Tuesday, August 25, 2009

The prairie underscores the bright blue
of the 10 a.m. sky and a train slices
the whole scene diagonally:

running beside the long straight
black of route 66

carrying the cogs to some massive
machine that makes another part
of the world run

but not this part

if every train stopped and every
telephone pole fell and all the
wires tangled in sparks on the
ground, nothing would change here.

These red rocks
thick clay
scrub bushes
lean hawks
don't mind.

1 comment:

nckhrkman said...

i really like the contrast of geometry in this. the scene feels like all lines and sharp edges at the top, and then rounded and earthy at the end. you take it one step further with the contrast of color with the black road and the red rocks. there appears to be this wonderfully passive conflict at work with the natural and man-made worlds. i enjoy this understated conflict even more than the imagined apocalyptic scenario that you create.
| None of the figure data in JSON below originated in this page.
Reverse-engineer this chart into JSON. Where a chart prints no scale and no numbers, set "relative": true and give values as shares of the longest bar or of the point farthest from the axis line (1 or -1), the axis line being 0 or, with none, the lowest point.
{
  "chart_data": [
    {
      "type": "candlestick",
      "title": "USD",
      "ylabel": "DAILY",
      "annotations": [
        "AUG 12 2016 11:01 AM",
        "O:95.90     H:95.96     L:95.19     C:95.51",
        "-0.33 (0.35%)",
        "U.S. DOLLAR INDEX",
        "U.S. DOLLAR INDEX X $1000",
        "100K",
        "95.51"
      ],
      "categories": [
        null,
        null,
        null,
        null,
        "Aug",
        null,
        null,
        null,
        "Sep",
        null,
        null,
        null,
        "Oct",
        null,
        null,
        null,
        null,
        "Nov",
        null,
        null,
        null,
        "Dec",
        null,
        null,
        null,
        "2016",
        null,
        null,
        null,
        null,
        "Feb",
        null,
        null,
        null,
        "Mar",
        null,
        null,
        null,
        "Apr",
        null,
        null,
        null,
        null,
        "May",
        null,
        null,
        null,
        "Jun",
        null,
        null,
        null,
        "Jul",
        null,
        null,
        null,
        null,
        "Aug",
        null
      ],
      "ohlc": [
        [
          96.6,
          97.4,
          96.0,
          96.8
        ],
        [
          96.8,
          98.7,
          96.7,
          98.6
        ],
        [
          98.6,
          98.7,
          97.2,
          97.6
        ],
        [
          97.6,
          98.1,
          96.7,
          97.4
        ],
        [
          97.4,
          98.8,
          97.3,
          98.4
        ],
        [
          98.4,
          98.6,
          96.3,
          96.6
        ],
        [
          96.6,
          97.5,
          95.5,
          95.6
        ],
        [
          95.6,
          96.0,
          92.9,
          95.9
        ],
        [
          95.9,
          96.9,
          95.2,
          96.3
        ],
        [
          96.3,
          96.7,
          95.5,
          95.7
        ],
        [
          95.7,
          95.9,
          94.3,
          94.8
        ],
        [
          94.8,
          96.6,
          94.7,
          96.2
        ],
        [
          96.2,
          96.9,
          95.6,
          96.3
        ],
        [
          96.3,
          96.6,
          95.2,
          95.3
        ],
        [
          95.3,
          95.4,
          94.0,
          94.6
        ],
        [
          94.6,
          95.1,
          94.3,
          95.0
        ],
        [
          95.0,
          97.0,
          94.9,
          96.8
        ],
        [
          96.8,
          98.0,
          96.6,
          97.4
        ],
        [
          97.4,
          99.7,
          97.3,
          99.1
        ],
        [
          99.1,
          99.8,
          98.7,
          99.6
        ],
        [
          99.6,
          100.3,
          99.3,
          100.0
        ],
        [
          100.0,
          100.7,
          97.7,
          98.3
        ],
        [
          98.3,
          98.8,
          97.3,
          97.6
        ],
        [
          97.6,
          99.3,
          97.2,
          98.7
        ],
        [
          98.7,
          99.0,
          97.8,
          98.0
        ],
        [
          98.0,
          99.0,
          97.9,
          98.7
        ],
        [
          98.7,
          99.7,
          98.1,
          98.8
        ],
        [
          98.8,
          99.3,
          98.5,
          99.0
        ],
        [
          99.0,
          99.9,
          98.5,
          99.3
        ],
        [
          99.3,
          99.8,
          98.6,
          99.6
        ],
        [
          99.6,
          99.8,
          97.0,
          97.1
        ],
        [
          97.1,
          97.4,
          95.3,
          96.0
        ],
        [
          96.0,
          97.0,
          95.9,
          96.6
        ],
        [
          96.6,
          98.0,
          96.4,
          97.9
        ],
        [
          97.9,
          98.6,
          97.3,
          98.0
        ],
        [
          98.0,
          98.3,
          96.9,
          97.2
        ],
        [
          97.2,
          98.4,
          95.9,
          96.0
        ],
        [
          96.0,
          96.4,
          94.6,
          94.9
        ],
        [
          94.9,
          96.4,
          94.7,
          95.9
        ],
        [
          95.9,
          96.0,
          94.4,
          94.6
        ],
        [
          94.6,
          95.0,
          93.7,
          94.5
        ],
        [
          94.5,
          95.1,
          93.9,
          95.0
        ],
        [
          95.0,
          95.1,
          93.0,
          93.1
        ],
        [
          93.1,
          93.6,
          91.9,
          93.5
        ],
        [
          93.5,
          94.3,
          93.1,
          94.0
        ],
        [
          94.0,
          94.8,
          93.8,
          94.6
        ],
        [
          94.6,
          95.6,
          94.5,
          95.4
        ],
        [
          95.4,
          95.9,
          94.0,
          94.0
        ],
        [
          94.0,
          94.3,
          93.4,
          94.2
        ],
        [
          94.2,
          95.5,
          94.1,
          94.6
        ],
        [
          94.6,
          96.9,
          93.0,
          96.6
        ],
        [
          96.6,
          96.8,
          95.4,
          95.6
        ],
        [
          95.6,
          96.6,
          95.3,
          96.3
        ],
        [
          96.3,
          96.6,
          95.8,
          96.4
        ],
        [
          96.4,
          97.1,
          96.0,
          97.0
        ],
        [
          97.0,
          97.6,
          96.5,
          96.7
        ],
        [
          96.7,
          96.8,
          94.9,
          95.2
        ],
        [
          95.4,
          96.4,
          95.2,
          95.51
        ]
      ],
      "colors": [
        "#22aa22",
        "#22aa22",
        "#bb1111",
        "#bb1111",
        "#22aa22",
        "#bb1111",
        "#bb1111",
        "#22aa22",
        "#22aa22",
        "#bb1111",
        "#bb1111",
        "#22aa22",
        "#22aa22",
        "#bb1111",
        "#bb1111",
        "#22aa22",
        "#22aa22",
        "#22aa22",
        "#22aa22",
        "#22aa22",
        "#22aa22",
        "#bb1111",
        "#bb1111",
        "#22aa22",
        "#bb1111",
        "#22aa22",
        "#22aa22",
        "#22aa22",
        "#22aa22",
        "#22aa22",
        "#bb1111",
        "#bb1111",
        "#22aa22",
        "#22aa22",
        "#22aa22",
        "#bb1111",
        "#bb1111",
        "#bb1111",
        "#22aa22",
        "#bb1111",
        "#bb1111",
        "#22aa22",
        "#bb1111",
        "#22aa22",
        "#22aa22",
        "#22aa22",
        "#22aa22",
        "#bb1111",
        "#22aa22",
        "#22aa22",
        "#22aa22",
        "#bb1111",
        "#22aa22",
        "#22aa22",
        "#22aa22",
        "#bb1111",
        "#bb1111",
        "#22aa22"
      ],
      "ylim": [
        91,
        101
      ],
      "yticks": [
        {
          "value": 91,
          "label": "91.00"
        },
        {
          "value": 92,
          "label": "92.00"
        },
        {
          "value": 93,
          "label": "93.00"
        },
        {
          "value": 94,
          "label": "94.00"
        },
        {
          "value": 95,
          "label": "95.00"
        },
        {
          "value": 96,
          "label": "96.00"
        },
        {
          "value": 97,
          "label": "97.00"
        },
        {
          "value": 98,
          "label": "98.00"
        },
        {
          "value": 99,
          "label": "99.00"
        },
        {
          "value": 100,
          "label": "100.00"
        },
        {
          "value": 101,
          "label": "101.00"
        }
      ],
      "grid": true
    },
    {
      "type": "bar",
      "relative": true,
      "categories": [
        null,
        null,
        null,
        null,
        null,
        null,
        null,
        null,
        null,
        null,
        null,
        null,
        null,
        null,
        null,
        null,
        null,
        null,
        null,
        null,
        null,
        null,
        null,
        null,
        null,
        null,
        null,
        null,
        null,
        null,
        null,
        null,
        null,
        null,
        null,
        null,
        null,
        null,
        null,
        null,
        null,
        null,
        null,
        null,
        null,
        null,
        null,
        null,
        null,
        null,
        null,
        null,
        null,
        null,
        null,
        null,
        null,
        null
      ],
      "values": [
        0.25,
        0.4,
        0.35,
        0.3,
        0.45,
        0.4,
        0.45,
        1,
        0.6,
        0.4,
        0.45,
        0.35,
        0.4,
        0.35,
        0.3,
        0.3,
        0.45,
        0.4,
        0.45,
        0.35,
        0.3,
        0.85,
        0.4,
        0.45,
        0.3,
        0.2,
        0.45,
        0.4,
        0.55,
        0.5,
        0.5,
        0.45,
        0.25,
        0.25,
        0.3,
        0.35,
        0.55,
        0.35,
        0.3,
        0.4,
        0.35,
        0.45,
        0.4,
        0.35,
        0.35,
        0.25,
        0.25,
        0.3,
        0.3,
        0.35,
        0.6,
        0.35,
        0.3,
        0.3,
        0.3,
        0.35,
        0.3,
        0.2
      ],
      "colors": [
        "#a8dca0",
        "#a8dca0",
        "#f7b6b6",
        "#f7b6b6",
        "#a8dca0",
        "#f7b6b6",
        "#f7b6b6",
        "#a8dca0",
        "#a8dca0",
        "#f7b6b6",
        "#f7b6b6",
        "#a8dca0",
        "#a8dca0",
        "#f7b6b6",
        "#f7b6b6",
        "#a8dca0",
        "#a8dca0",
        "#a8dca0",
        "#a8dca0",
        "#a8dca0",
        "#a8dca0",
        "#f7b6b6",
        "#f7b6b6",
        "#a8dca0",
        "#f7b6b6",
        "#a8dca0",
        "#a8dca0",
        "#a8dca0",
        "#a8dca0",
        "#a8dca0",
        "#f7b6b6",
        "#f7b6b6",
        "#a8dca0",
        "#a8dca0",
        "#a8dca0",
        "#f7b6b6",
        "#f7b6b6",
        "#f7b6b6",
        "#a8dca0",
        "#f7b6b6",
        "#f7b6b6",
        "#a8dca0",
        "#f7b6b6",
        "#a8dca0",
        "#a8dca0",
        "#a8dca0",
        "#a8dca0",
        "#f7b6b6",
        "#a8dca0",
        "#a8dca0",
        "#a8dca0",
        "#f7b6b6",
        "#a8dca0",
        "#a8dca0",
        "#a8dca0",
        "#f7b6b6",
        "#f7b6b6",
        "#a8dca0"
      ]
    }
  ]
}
i feel like this is either half of a poem or one-and-a-half of a poem. i would pull out the end of the world vision and allow the subtle contrasts to play with each other, or i would introduce more of a personal, playful voice with the speaker as he or she imagines the crumbling mechanical world, something to allow for an injection of light-hearted human emotion and insight.

motion is also a key component to the conflicts you've created. you've already got the contrast of geometry and color, but i think reinforcing the contrast of motion could also be really cool. all of the movement is currently being done by the mechanical world, and the natural world sits statically at the end. this in itself is a contrast, but i think it could be strengthened by some verbs that imply lethargy or stillness at the conclusion. i am also a little fuzzy on the perspective of the speaker. i think the implication in the first two stanzas is that the speaker is in a moving car, but that may need to be reinforced. if you opt to bring in more of the speaker, i would toss in that detail. if you opt to cut the speaker out, i think the implicit contrast of the moving mechanical vs. the unmoving natural will work on its own.

i love the phrase 'lean hawks.'

i'm stuck for a title, but i would aim for something dramatic or even bellicose. something to set the reader up for a conflict that they won't be expecting.